Girişim (startup) nasıl kurulur?
Yeni bir ticari girişim kurma fikri genç nesil başta olmak üzere pek çok kişiye cazip geliyor. Türkiye, genç nüfusu sayesinde kısa sürede birçok “unicorn” (1 milyar ABD Doları değerlemeyi aşan girişim) ve hatta “decacorn”a (10 milyar ABD Doları değerlemeyi aşan girişim) ev sahipliği yaparak yabancı yatırımcıların dikkatini çeker hale geldi.
Yenilikçi bir fikre sahip olduğunu düşünen pek çok kişi bu fikri ilgili alana sunarak belki de Türkiye’nin bir sonraki unicorn’u olmayı hedefliyor. Ancak girişim kurmanın sadece güzel bir iş fikri bulmaktan ibaret olmadığını göz önünde bulundurmak gerekiyor. Bir fikri gerçeğe dönüştürürken ilk günden itibaren doğru hukuki adımları atmak önemli. Bu yazı dizimizde girişimlerin kuruluşundan son yatırım turuna kadar olan süreç için bir yol haritası paylaşacak ve dikkat edilmesi gereken temel hususları açıklayacağız.
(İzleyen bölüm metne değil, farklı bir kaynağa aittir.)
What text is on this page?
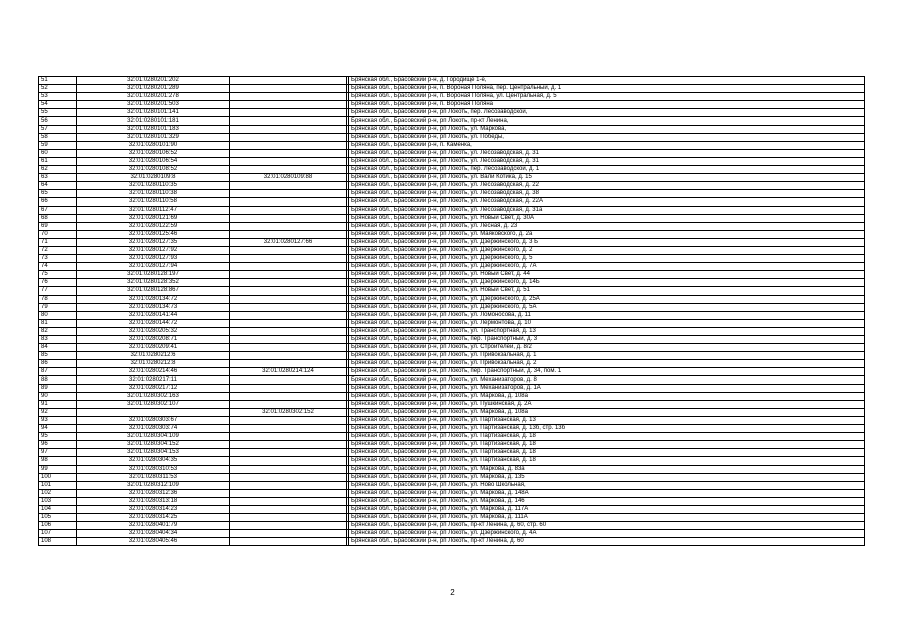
51	32:01:0280201:202			Брянская обл., Брасовский р-н, д. Городище 1-е,
52	32:01:0280201:289			Брянская обл., Брасовский р-н, п. Вороная Поляна, пер. Центральный, д. 1
53	32:01:0280201:278			Брянская обл., Брасовский р-н, п. Вороная Поляна, ул. Центральная, д. 5
54	32:01:0280201:503			Брянская обл., Брасовский р-н, п. Вороная Поляна
55	32:01:0280101:141			Брянская обл., Брасовский р-н, рп Локоть, пер. Лесозаводской,
56	32:01:0280101:181			Брянская обл., Брасовский р-н, рп Локоть, пр-кт Ленина,
57	32:01:0280101:183			Брянская обл., Брасовский р-н, рп Локоть, ул. Маркова,
58	32:01:0280101:329			Брянская обл., Брасовский р-н, рп Локоть, ул. Победы,
59	32:01:0280101:90			Брянская обл., Брасовский р-н, п. Каменка,
60	32:01:0280106:52			Брянская обл., Брасовский р-н, рп Локоть, ул. Лесозаводская, д. 31
61	32:01:0280106:54			Брянская обл., Брасовский р-н, рп Локоть, ул. Лесозаводская, д. 31
62	32:01:0280108:52			Брянская обл., Брасовский р-н, рп Локоть, пер. Лесозаводской, д. 1
63	32:01:0280109:8	32:01:0280109:88		Брянская обл., Брасовский р-н, рп Локоть, ул. Вали Котика, д. 15
64	32:01:0280110:35			Брянская обл., Брасовский р-н, рп Локоть, ул. Лесозаводская, д. 22
65	32:01:0280110:38			Брянская обл., Брасовский р-н, рп Локоть, ул. Лесозаводская, д. 38
66	32:01:0280110:58			Брянская обл., Брасовский р-н, рп Локоть, ул. Лесозаводская, д. 22А
67	32:01:0280112:47			Брянская обл., Брасовский р-н, рп Локоть, ул. Лесозаводская, д. 31а
68	32:01:0280121:69			Брянская обл., Брасовский р-н, рп Локоть, ул. Новый Свет, д. 30А
69	32:01:0280122:59			Брянская обл., Брасовский р-н, рп Локоть, ул. Лесная, д. 23
70	32:01:0280125:46			Брянская обл., Брасовский р-н, рп Локоть, ул. Маяковского, д. 2а
71	32:01:0280127:35	32:01:0280127:66		Брянская обл., Брасовский р-н, рп Локоть, ул. Дзержинского, д. 3 Б
72	32:01:0280127:92			Брянская обл., Брасовский р-н, рп Локоть, ул. Дзержинского, д. 2
73	32:01:0280127:93			Брянская обл., Брасовский р-н, рп Локоть, ул. Дзержинского, д. 5
74	32:01:0280127:94			Брянская обл., Брасовский р-н, рп Локоть, ул. Дзержинского, д. 7А
75	32:01:0280128:197			Брянская обл., Брасовский р-н, рп Локоть, ул. Новый Свет, д. 44
76	32:01:0280128:352			Брянская обл., Брасовский р-н, рп Локоть, ул. Дзержинского, д. 14Б
77	32:01:0280128:867			Брянская обл., Брасовский р-н, рп Локоть, ул. Новый Свет, д. 51
78	32:01:0280134:72			Брянская обл., Брасовский р-н, рп Локоть, ул. Дзержинского, д. 25А
79	32:01:0280134:73			Брянская обл., Брасовский р-н, рп Локоть, ул. Дзержинского, д. 5А
80	32:01:0280141:44			Брянская обл., Брасовский р-н, рп Локоть, ул. Ломоносова, д. 11
81	32:01:0280144:72			Брянская обл., Брасовский р-н, рп Локоть, ул. Лермонтова, д. 10
82	32:01:0280205:32			Брянская обл., Брасовский р-н, рп Локоть, ул. Транспортная, д. 13
83	32:01:0280208:71			Брянская обл., Брасовский р-н, рп Локоть, пер. Транспортный, д. 3
84	32:01:0280209:41			Брянская обл., Брасовский р-н, рп Локоть, ул. Строителей, д. 8/2
85	32:01:0280212:6			Брянская обл., Брасовский р-н, рп Локоть, ул. Привокзальная, д. 1
86	32:01:0280212:8			Брянская обл., Брасовский р-н, рп Локоть, ул. Привокзальная, д. 2
87	32:01:0280214:46	32:01:0280214:124		Брянская обл., Брасовский р-н, рп Локоть, пер. Транспортный, д. 34, пом. 1
88	32:01:0280217:11			Брянская обл., Брасовский р-н, рп Локоть, ул. Механизаторов, д. 8
89	32:01:0280217:12			Брянская обл., Брасовский р-н, рп Локоть, ул. Механизаторов, д. 1А
90	32:01:0280302:163			Брянская обл., Брасовский р-н, рп Локоть, ул. Маркова, д. 108а
91	32:01:0280302:107			Брянская обл., Брасовский р-н, рп Локоть, ул. Пушкинская, д. 2А
92		32:01:0280302:152		Брянская обл., Брасовский р-н, рп Локоть, ул. Маркова, д. 108а
93	32:01:0280303:67			Брянская обл., Брасовский р-н, рп Локоть, ул. Партизанская, д. 13
94	32:01:0280303:74			Брянская обл., Брасовский р-н, рп Локоть, ул. Партизанская, д. 13б, стр. 13б
95	32:01:0280304:109			Брянская обл., Брасовский р-н, рп Локоть, ул. Партизанская, д. 18
96	32:01:0280304:152			Брянская обл., Брасовский р-н, рп Локоть, ул. Партизанская, д. 18
97	32:01:0280304:153			Брянская обл., Брасовский р-н, рп Локоть, ул. Партизанская, д. 18
98	32:01:0280304:35			Брянская обл., Брасовский р-н, рп Локоть, ул. Партизанская, д. 18
99	32:01:0280310:53			Брянская обл., Брасовский р-н, рп Локоть, ул. Маркова, д. 83а
100	32:01:0280311:53			Брянская обл., Брасовский р-н, рп Локоть, ул. Маркова, д. 135
101	32:01:0280312:109			Брянская обл., Брасовский р-н, рп Локоть, ул. Ново Школьная,
102	32:01:0280312:36			Брянская обл., Брасовский р-н, рп Локоть, ул. Маркова, д. 148А
103	32:01:0280313:18			Брянская обл., Брасовский р-н, рп Локоть, ул. Маркова, д. 146
104	32:01:0280314:23			Брянская обл., Брасовский р-н, рп Локоть, ул. Маркова, д. 117А
105	32:01:0280314:25			Брянская обл., Брасовский р-н, рп Локоть, ул. Маркова, д. 111А
106	32:01:0280401:79			Брянская обл., Брасовский р-н, рп Локоть, пр-кт Ленина, д. 60, стр. 60
107	32:01:0280404:34			Брянская обл., Брасовский р-н, рп Локоть, ул. Дзержинского, д. 4А
108	32:01:0280405:46			Брянская обл., Брасовский р-н, рп Локоть, пр-кт Ленина, д. 60
2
Öncelikle, büyümeyi ve yatırım almayı hedefleyen bir girişimin ayrı hukuki bir varlığının olması gerekiyor, bunu sağlamak için ise Türk hukuku çerçevesinde en doğru adım bir şirket kurmak. Türk hukukunda şirketler, temel olarak şahıs şirketleri ve sermaye şirketleri olarak ikiye ayrılıyor. Şahıs şirketi kurmak daha kolay bir prosedür gibi görülse de şahıs şirketlerinin temel unsuru şirketin kendisi değil, şahıslardır; ayrıca bu şirket yapısının sağlam bir şekilde büyümeye ve kurumsallaşmaya pek elverişli olduğu söylenemez. Öte yandan, sermaye şirketlerinde, yani limitet ve anonim şirketlerde, şirketin tüzel kişiliği şahıs şirketlerine göre daha ön planda bulunuyor. Anonim ve limitet şirketten her ikisi de sermaye şirketi olmasına rağmen aralarında farklar var.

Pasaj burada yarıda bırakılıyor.